Comment EasyJet et Ryanair seraient affectées par un Brexit sans accord

Un avion Ryanair et un avion EasyJet à l'aéroport de Manchester. Reuters/Andrew Yates

La date butoir du Brexit approche — elle est fixée au 31 octobre — et toujours aucun accord n'a été trouvé entre l'Union européenne et le Royaume-Uni. Une sortie sans accord aurait des conséquences lourdes sur de nombreux pans de l'économie britannique comme européenne. Et il y a un secteur qui est particulièrement exposé : le transport aérien, comme le notaient Les Echos dès juin 2016. L'un des problèmes importants qui se posera en cas de Brexit sans accord serait l'impossibilité pour les compagnies britanniques d'opérer des vols à l'intérieur de l'Union européenne.

Comme l'explique Business Insider US, le marché unique permet aux compagnies européennes d'opérer des vols entre n'importe quels points à l'intérieur de l'UE, à condition que le capital de la compagnie soit détenu à au moins 50% par des Européens. C'est ce qui permet à EasyJet, une compagnie britannique, d'opérer des vols entre Paris et Rome. Cela permet aussi aux compagnies européennes de faire voler des avions depuis n'importe quel pays de l'Union, à destination du reste du monde. Par exemple, British Airways opère un vol entre Paris et New York. Ce ne sera plus possible une fois que le Brexit se produira puisque les capitaux britanniques ne seront plus pris en compte comme européens.

La situation pourrait également s'avérer compliquée pour Ryanair.

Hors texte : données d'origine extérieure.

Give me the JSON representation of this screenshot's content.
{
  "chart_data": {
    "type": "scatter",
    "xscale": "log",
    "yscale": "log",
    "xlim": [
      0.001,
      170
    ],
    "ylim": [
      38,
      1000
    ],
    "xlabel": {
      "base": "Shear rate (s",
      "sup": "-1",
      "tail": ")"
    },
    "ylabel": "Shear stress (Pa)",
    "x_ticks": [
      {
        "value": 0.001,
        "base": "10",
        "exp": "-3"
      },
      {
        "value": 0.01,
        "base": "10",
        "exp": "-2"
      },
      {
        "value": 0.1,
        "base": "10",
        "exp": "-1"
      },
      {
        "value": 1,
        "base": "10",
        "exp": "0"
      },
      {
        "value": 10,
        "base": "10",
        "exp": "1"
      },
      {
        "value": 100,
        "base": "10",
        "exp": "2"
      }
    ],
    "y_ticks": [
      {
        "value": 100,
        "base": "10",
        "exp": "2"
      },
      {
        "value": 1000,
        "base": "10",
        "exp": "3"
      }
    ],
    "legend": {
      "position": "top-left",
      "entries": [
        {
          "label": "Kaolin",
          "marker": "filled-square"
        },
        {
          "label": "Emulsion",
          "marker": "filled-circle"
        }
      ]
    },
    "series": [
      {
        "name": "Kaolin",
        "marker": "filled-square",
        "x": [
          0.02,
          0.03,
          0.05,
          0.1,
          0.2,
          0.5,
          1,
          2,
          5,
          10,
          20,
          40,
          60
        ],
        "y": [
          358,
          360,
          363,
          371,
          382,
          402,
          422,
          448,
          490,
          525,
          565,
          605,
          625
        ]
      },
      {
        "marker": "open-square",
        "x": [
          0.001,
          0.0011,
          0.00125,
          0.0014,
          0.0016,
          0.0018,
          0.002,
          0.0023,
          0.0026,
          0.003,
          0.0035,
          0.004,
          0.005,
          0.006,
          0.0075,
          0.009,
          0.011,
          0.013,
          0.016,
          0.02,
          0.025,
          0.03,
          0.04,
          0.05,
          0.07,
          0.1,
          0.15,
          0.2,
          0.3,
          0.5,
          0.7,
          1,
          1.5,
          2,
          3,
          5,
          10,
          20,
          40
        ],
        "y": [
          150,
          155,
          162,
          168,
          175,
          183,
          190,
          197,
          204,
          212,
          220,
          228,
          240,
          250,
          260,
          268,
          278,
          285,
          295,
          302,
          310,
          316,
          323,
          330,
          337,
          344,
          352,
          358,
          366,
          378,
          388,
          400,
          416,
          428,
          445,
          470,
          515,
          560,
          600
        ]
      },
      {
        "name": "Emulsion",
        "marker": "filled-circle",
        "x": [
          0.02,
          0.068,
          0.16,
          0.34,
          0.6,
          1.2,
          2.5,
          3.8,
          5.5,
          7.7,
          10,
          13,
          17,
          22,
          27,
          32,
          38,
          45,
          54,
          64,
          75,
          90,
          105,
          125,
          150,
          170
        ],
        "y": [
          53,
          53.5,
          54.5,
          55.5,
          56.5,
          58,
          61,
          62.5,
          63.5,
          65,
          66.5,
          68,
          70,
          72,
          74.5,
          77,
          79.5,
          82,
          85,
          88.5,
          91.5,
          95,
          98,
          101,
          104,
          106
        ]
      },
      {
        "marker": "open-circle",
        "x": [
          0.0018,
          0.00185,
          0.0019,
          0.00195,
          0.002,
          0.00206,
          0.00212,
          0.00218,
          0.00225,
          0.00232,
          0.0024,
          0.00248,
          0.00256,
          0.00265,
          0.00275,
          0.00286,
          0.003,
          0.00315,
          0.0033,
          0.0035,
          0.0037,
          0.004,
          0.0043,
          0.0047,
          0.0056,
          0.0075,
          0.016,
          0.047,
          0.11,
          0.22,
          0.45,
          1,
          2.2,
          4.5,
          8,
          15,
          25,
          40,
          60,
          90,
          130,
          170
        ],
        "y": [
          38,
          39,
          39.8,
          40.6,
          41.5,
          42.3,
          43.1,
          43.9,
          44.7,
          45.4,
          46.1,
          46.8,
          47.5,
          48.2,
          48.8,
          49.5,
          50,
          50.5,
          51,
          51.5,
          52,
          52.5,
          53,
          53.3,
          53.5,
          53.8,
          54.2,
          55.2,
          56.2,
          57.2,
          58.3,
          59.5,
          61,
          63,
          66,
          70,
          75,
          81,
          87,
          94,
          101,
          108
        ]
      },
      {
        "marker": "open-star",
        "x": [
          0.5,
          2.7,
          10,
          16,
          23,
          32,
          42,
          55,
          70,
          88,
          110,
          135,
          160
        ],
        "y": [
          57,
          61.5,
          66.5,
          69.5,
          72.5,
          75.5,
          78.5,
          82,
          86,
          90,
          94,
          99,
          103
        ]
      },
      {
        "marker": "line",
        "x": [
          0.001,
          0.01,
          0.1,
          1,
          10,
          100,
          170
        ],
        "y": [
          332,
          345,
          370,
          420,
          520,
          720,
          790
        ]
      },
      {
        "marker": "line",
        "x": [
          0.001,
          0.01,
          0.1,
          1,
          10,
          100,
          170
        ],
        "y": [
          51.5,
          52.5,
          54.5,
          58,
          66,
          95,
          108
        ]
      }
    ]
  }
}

La compagnie est irlandaise, donc restera européenne après le Brexit, mais son capital sera détenu à majorité par des actionnaires extra-européens, lorsqu'on considèrera que le Royaume-Uni ne fait plus partie de l'UE.

Les compagnies sont déjà en train de s'adapter

Ryanair a commencé les manœuvres pour continuer à opérer des vols à l'intérieur de l'UE. En mars, l'entreprise a annoncé qu'elle allait bloquer les droits de vote des actionnaires britanniques, qui possèdent 20% du capital, en cas de Brexit sans accord, explique le Guardian. Ils seront également obligés de revendre leurs actions à des européens, s'il souhaitent vendre leurs parts.

De son côté, EasyJet a créé une filiale autrichienne, EasyJet Europe, pour continuer à opérer à l'intérieur de l'UE en cas de Brexit sans accord. Le capital du groupe est détenu à 49,92% par des Européens (en excluant les Britanniques). Selon Reuters, l'entreprise a prévu de suspendre les droit de vote de certains actionnaires afin d'être en accord avec la législation.

D'autres compagnies doivent aussi s'adapter à un possible Brexit sans accord : British Airways, la compagnie espagnole Iberia, et l'irlandaise Aer Lingus, qui forment toutes les trois le groupe IAG. Le capital de cette holding est détenu à 52,5% par des actionnaires européens, en comptant les Britanniques.

Selon El Pais, IAG essaie de prouver auprès des autorités européennes que, du fait de sa structure complexe, Iberia est contrôlée à plus de 50% par des actionnaires espagnols.

Mais pour Andrew Charlton, le directeur d'Aviation Advocacy, un cabinet de conseil basé en Suisse, cela pourrait ne pas suffire. "Je soupçonne que c'est une de ces situations où personne n'a posé la question de peur de trouver la réponse", indique-t-il à Business Insider US.

"Ce sera très intéressant, [IAG] va passer beaucoup de temps à s'assurer qu'il satisfait à la fois [le Royaume-Uni et l'UE], pour British Airways d'une part, et pour toutes ses autres compagnies, d'autre part", précise-t-il. "D'une manière ou d'une autre, le groupe devra satisfaire des exigences qui me semblent contradictoires."

"Il y a de sérieuses questions dans tout cela", dit Andrew Charlton, qui relève l'absurdité de la situation. "Que nous continuions d'utiliser un cadre réglementaire datant de 1944 et que nous essayions de gérer l'industrie aéronautique moderne dans ce cadre. C'est vraiment déraisonnable. C'est vraiment stupide."